Club legends down the years were nurtured at Liverpool’s Academy. Steven Gerrard and Jamie Carragher are the obvious two from the last generation, now Alexander-Arnold is the latest staking a claim to be in the same bracket.

With 228 appearances, six major trophies and plenty of assists to his name at the age of 23, right-back from West Derby is well on his way to join that particular club. Inglethorpe has played a key role in his development.

"When I was making mistakes, I was a sore loser", Alexander-Arnold told BBC Sport in October 2019

"My reaction wasn't right. If I made a mistake, I would be out of the game for a minute or two. If I lost at the end of training, I would kick balls away, make a bad tackle. But I realised that wasn't the right way.

"Alex Inglethorpe, the first coach who stood up against me, told me that would hold me back and it was something we worked on for one season to make sure it stopped happening.

"It would eat me up a lot – but after you calmed down, you would realise how bad you have been; how it is not OK to treat people like that.

"It is about working hard, using your mentality as a positive and motivation."

November 2020 saw Liverpool relocate their training base from Melwood to the new £50m AXA Training Centre in Kirkby. It enabled the first-team and Academy to be based all in one place, which helped fuel a vision that Inglethorpe wants for the future of the club.

“First and foremost, it’s an incredible sight to look down the path and see the first-team building 300 metres away.

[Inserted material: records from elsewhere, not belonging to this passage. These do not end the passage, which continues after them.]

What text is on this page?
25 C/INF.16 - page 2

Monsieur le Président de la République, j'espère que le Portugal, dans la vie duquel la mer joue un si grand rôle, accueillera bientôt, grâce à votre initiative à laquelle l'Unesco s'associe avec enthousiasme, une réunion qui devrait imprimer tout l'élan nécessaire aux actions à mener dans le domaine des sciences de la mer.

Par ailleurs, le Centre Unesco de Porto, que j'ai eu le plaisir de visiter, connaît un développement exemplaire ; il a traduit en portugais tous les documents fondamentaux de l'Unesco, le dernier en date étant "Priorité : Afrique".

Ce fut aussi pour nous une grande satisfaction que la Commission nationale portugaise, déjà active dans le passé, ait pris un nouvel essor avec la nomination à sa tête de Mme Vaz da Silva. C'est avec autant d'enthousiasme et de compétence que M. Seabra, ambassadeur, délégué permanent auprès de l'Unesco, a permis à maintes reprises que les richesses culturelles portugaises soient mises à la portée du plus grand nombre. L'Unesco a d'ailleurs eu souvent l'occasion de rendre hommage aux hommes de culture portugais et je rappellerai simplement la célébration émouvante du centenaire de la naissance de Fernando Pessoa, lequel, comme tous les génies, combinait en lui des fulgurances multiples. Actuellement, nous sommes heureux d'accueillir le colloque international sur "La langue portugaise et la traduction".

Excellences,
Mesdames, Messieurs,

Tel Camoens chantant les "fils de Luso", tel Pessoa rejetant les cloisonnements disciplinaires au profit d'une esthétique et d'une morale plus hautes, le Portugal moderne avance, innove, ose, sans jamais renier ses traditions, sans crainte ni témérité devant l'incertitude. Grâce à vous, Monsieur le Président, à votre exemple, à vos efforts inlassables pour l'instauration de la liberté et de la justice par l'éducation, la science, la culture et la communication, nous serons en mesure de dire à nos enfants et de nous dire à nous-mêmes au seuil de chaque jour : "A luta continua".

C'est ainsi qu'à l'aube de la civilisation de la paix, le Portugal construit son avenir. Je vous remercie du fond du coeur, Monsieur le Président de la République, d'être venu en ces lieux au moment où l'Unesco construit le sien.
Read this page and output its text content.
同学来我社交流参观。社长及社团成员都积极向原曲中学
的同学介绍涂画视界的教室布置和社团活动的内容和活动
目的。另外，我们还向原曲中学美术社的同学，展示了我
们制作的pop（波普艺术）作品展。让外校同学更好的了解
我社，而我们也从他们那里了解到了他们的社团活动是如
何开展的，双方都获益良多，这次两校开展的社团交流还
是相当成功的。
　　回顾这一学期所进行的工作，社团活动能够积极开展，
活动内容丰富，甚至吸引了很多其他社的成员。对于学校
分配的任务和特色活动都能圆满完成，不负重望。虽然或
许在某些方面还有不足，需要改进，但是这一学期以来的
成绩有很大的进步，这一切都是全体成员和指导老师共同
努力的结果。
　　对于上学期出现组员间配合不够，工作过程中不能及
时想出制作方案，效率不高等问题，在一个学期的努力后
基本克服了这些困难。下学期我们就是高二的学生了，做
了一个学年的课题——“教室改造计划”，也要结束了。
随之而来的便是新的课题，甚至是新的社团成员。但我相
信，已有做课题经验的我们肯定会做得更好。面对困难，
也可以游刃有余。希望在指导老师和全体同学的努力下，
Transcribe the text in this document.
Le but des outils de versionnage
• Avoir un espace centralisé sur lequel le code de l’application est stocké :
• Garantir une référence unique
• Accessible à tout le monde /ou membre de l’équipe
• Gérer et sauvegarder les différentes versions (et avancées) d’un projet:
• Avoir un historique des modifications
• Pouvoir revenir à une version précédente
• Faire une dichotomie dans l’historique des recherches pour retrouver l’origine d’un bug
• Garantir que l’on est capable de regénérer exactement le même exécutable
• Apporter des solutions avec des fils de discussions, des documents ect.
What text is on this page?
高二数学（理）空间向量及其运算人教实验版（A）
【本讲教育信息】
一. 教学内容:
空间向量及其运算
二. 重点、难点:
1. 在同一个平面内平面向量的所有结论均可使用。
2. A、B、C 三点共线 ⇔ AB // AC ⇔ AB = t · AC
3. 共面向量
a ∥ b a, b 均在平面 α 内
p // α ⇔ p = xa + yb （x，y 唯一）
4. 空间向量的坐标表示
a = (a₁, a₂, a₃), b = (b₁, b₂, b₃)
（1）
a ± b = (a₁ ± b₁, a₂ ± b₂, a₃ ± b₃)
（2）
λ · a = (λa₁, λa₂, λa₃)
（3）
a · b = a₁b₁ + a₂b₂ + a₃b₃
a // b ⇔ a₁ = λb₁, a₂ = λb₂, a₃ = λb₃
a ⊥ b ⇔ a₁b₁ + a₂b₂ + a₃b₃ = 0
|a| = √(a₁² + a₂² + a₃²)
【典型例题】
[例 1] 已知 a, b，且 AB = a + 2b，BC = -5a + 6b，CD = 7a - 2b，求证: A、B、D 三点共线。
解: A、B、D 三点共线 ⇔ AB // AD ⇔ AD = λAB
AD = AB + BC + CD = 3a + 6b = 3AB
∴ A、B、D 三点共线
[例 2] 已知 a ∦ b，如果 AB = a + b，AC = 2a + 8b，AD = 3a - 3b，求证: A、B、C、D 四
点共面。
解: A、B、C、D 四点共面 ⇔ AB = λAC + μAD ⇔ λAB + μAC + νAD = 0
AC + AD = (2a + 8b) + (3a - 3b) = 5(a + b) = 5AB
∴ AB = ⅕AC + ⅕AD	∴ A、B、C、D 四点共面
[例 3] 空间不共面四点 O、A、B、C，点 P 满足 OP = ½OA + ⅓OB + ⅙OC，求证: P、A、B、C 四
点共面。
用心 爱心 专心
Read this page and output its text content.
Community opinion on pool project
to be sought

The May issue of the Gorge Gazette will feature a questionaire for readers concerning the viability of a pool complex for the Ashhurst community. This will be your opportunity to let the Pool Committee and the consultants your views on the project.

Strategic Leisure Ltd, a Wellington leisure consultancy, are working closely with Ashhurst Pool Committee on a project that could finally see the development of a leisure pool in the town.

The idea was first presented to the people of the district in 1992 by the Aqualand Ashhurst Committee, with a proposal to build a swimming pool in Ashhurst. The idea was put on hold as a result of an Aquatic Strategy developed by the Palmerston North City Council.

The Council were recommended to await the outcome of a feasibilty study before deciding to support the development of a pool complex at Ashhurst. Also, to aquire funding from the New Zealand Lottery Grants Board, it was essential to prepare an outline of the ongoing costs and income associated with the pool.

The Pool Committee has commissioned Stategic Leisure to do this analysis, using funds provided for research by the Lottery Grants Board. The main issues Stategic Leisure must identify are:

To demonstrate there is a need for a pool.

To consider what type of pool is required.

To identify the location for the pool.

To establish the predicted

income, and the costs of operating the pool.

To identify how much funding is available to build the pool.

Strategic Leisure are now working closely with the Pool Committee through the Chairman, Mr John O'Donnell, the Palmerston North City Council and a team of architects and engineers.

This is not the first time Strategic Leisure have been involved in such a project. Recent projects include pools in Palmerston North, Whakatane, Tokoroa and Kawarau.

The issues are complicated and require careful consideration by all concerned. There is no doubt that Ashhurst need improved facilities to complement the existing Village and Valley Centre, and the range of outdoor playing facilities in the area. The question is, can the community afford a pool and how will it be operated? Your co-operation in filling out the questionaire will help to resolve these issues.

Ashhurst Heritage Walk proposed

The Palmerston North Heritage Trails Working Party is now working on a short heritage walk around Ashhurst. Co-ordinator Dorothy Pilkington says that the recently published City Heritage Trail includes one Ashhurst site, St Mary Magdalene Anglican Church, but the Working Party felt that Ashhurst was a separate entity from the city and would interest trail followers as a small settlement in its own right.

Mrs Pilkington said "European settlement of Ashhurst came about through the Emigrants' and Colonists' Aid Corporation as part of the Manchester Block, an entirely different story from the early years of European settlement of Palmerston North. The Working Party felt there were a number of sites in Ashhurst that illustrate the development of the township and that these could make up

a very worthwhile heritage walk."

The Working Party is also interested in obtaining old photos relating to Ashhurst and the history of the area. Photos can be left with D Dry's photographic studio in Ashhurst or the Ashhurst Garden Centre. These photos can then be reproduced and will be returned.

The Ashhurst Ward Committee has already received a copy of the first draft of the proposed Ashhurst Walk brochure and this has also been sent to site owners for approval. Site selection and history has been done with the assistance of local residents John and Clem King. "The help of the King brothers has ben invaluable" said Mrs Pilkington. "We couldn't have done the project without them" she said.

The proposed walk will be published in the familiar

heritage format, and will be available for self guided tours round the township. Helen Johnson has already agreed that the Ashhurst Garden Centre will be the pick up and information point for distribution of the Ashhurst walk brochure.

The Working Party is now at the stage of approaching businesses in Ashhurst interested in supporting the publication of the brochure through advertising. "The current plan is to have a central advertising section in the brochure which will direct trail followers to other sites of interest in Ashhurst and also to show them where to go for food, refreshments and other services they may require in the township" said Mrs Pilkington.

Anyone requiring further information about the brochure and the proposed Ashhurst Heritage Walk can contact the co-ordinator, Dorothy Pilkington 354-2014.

It’s a very obvious reminder to everyone of the direction they are hoping to travel in,” Inglethorpe told The Athletic five months after moving into the new centre.

“Just like at Melwood, young players are being promoted at times to train with the senior squad but what has changed is the spontaneity of it. Proximity means if there’s a last-minute change it’s easily accommodated now.

“When the first team aren’t training, it’s not unusual to see the first-team staff watching the under-23s or the under-18s train. The intention going forward is that, at times, we’ll watch the first-team train too.”

And so the good work at Liverpool's Academy continues under Inglethrope, with the Reds guaranteed a bright future while he's around.